Fue este el hecho político más importante producido
por el peronismo desde 1955. El triunfo de Framini fue la
más palmaria demostración que el peronismo seguía
siendo mayoría, que su voluntad era inquebrantable
y que no estaba dispuesto a presentarse "manicurado"
para ser aceptado. Por el contrario, Perón había
elegido a un dirigente obrero, un histórico peronista,
para encabezar aquella fórmula.
Las fuerzas armadas reclamaban la proscripción del
peronismo, un nuevo gabinete y la expulsión del país
de Rogelio Frigerio. Aramburu por su parte, "aconsejaba"
la renuncia de Frondizi y el comandante del Ejército
general Raúl Poggi le pedía efectivamente la
renuncia.
El día 27 el presidente declara "no me suicidaré,
no renunciaré y no dejaré el país".
Dos días después frente al movimiento de tropas,
renuncia, y es arrestado en Olivos y trasladado a Martín
García. El día 30 de marzo asume José
María Guido como presidente de la Nación, hasta
entonces, presidente del Senado. El gobierno títere
de Guido, no es más que una fachada tras la cual gobiernan
los militares.
El 24 de abril, el nuevo presidente anula las elecciones ganadas
por el peronismo: Andrés Framini había anunciado
que el 1º de mayo asumiría la gobernación
y pese a la anulación concurre acompañado por
altos dirigentes a la casa de gobierno provincial, labrando
un acta. Las provincias donde el peronismo o los partidos
neoperonistas había triunfado eran las siguientes:
Buenos Aires, Santiago del Estero, Tucumán, Salta,
Chaco, Misiones, Río Negro y Neuquén.
El 24 de julio por un decreto del Poder Ejecutivo queda prohibido
el proselitismo peronista, la exhibición publicitaria
de fotografías y marchas. Nuevamente, bajo otro rótulo,
reaparece el decreto 4161.
El mes de agosto se inicia con una huelga general de 48 horas
decretada por la CGT. Este mes, más precisamente el
23 de agosto, se produce un hecho que conmueve al movimiento
peronista: es secuestrado el obrero metalúrgico y dirigente
de la juventud peronista Felipe Vallese. El reclamo por su
vida se convierte en bandera de lucha: "un grito que
estremece, Vallese no aparece"
Felipe Vallese tenía 22 años y era delegado
desde 1958 en la fábrica TEA S.R.L., paralelamente
con su actividad gremial tenía una intensa actividad
militante en la Juventud Peronista. Era integrante del grupo
de Corrientes y Esmeralda y había secundado a Gustavo
Rearte en el copamiento del puesto de la aeronáutica
en Ezeiza.
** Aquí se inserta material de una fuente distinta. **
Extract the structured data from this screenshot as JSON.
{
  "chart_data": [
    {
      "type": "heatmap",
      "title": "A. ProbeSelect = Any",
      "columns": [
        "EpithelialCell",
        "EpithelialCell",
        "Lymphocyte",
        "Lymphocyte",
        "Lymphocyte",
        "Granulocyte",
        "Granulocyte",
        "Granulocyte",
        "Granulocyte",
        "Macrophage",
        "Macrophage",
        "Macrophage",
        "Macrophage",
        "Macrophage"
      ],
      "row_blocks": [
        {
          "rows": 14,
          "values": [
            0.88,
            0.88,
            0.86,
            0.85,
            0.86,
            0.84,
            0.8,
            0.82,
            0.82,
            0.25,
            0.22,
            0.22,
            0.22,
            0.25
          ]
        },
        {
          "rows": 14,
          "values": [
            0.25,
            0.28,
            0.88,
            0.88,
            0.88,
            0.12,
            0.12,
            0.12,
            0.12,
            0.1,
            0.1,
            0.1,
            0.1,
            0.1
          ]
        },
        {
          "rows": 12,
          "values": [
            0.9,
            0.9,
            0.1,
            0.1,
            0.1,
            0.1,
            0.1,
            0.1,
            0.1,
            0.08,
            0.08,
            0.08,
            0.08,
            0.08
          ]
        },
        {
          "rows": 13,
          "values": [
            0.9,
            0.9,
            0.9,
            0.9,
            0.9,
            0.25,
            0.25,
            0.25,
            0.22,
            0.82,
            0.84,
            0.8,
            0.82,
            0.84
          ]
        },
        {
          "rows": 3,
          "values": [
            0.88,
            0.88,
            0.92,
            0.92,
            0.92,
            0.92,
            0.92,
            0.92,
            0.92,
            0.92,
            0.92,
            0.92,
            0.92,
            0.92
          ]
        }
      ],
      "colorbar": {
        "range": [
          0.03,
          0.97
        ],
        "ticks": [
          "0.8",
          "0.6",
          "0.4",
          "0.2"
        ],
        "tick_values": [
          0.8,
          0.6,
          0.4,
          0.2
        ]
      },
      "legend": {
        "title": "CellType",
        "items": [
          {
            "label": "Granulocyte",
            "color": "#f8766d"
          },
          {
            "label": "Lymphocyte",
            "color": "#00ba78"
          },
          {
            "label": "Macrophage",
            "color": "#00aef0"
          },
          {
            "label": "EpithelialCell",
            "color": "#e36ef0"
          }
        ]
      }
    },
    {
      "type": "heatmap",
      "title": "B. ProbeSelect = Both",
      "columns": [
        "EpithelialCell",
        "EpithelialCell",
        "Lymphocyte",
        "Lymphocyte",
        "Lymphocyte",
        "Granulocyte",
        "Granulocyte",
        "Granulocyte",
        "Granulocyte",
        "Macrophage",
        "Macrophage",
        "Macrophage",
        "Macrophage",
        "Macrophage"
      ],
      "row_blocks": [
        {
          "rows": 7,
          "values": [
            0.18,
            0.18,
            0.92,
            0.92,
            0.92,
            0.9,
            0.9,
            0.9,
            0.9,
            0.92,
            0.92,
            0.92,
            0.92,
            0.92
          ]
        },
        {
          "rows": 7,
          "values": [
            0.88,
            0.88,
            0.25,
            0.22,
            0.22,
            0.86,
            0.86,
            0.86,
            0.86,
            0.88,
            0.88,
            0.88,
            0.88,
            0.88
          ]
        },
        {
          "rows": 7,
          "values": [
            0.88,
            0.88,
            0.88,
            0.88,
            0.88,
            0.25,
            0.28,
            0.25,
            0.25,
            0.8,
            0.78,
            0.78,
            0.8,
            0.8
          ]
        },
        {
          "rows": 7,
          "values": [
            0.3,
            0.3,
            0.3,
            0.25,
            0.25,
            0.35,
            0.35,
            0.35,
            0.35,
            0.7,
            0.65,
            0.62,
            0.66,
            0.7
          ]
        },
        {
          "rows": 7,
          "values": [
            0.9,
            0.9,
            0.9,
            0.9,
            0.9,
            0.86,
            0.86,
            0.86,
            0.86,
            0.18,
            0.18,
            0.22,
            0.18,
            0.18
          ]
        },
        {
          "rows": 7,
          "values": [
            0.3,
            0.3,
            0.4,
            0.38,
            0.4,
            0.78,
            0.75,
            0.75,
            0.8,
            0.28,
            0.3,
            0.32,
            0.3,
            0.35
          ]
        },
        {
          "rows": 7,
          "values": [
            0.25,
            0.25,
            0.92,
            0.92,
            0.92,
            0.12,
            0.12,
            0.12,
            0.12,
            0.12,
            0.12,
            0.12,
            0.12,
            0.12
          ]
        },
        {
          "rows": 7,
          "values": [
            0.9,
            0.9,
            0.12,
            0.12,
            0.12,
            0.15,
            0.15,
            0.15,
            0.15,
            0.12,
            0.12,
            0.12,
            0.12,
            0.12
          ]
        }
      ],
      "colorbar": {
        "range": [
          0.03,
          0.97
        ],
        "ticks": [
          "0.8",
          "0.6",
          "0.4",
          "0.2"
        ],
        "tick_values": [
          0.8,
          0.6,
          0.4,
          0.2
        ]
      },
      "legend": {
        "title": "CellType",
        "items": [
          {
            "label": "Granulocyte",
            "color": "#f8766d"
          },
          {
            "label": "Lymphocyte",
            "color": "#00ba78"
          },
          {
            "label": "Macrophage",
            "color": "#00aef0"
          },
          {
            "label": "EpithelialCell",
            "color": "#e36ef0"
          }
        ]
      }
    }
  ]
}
Sin embargo, no es secuestrado por la policía
de la provincia de Buenos Aires por su propia actividad, sino
buscando a su amigo Alberto Rearte. Se trató de un
procedimiento ilegal en jurisdicción de la Capital
Federal y Vallese fue secuestrado frente al número
1776 de la calle Canalejas. La justicia a instancias de su
familia y de la UOM reconstruyó el camino hacia la
muerte de Felipe Vallese hasta la comisaría de Villa
Lynch donde desaparece después de ser terriblemente
torturado. Su cuerpo jamás apareció pero su
nombre desde entonces simboliza lo mejor de aquella juventud
que no reparó en peligros por la defensa de sus ideales.
Hoy, la calle Canalejas lleva su nombre y así también
se denomina el salón de actos de la CGT en su sede
de la calle Azopardo 802 de la Capital Federal.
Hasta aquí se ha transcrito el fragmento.